We’ve seen so many caravans set up with and without their awnings, surrounded by those cheerful striped windbreaks with wooden poles. More often than not, the windbreaks are used as dog enclosures as well as for privacy and to stop other people taking shortcuts across the pitch on their way to the campsite washrooms!

Now, though, there’s a quiet revolution going on. Tent manufacturers have started making windbreaks, too. The latest wave of windbreaks tend to be in subtle greens, greys and sky blue, sometimes with clear plastic window sections, and they use light metal or glass fibre tent poles and pegs, guy ropes and ground spikes. 

The latest windbreaks are more expensive than the old-style products, so are they any better at doing the job?

To find out, we tested cheap windbreaks, such as the Gelert Breeze Blocker, costing £24.99, the Halfords Urban Escape Camping, at £20, the yellow banana-shaped Easy Camp Surf at £19.99 and the Vango Adventure Windbreak at £24.99,

Then we checked out the slightly more expensive Olpro Picket Fence Windbreak, costing £29.99, the Kampa Break, at £39.99, the Coleman Windshield XL, costing £49.99, and the Quest 7 Pole Family Windbreak at £49.99.

Finally we tested some premium-priced windbreaks, such as the Kampa Deluxe Windbreak, at £89.98, the Vango 5 Pole Windbreak, costing £64.99, Outwell Premium Round Windscreen, at £69.99, and the Quest Windshield Pro, at £104.99. 

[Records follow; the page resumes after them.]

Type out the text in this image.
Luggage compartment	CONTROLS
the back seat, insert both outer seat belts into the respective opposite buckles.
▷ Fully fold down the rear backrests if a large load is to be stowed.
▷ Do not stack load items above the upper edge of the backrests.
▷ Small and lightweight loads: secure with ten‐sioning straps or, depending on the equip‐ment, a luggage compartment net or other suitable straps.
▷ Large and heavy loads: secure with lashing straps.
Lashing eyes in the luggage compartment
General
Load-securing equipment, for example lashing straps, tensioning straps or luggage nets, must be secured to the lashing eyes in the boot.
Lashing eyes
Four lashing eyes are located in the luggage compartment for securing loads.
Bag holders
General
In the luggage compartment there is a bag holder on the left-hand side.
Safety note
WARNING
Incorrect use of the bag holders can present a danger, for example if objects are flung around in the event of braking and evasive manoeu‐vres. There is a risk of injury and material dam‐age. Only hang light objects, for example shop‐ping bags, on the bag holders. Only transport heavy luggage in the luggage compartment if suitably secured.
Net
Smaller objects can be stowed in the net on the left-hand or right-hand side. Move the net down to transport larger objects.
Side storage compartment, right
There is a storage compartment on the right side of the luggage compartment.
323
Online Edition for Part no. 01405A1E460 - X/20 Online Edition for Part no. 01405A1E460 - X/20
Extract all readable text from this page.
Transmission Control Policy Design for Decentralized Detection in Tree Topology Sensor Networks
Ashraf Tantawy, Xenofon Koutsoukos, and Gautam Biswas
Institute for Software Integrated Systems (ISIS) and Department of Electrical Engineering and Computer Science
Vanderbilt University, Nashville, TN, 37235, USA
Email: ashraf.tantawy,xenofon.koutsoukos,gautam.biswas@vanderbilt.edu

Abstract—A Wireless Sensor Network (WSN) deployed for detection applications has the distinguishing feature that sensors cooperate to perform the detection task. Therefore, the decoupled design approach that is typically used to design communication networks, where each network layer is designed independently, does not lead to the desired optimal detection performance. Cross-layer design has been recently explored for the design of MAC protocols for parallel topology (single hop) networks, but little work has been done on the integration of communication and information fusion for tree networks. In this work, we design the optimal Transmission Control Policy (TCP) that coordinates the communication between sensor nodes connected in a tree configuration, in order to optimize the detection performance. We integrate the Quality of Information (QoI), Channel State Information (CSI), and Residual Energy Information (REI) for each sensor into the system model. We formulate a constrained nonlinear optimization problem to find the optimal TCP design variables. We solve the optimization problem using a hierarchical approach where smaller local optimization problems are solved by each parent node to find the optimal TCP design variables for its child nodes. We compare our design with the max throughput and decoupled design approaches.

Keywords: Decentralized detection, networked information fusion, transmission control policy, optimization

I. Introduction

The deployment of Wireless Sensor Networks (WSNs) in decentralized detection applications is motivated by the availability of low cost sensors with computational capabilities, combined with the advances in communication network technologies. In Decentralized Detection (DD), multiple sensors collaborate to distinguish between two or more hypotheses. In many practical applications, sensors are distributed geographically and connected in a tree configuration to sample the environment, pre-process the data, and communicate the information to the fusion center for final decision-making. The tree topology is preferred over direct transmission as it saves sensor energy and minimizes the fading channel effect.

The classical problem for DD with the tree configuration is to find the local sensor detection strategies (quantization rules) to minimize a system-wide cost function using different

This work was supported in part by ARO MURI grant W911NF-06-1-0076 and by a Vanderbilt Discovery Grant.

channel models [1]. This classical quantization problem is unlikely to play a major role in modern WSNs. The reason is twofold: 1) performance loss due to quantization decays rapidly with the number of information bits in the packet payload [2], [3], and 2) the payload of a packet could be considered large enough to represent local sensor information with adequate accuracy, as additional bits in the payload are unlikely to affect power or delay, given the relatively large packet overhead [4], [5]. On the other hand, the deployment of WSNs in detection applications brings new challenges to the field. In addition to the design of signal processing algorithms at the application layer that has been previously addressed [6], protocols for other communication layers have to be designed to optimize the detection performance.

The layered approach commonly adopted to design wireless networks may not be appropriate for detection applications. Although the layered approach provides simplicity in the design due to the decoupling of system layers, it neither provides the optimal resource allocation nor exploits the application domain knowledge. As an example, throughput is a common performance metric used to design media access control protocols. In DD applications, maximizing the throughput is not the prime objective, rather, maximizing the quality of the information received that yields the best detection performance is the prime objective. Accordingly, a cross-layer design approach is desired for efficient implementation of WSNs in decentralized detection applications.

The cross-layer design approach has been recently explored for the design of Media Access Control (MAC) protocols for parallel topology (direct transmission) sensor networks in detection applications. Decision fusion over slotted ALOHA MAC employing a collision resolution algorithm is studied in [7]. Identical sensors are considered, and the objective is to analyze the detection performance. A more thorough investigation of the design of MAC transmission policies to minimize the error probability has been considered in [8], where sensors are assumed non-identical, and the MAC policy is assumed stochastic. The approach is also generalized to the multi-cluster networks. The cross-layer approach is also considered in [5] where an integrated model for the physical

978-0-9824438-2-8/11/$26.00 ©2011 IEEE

We wanted lightweight, compact windbreaks that would fit neatly in the caravan lockers when not in use, and might be light enough to take to the beach for family picnics. We were looking for stability and strength and whether or not we could attach the windbreaks to the awning or the caravan. Finally, we were checking for gaps between the bottom section of fabric and the ground. The last thing we wanted was a windbreak that lets dogs and toddlers escape underneath. We also wanted to prevent sand blowing under the windbreak and into our picnic as we reclined on the beach. 

When looking for outdoor equipment, lots of us head to Argos, for the sake of convenience. We’re normally big fans of the store. However, not all the products are premium brands and it’s still worth shopping around for the best value camping accessories.

The Trespass Windbreak from Argos is a windbreak that doesn’t feel like money well spent when you first unpack it. The material feels almost like a budget sacking. But the real problem is the poles. They’re steel, but even the slight force of pushing the spiked ends of the poles into the ground was enough to make one of them buckle, and they flexed alarmingly when subjected to wind.

The white plastic caps for the tops of the poles are flimsy, so we’d recommend that you try to push the poles into the ground rather than hitting these plastic covers with the mallet.

Overall stability is not helped by the complete lack of anchorage between the material and the ground. At least there are guy ropes.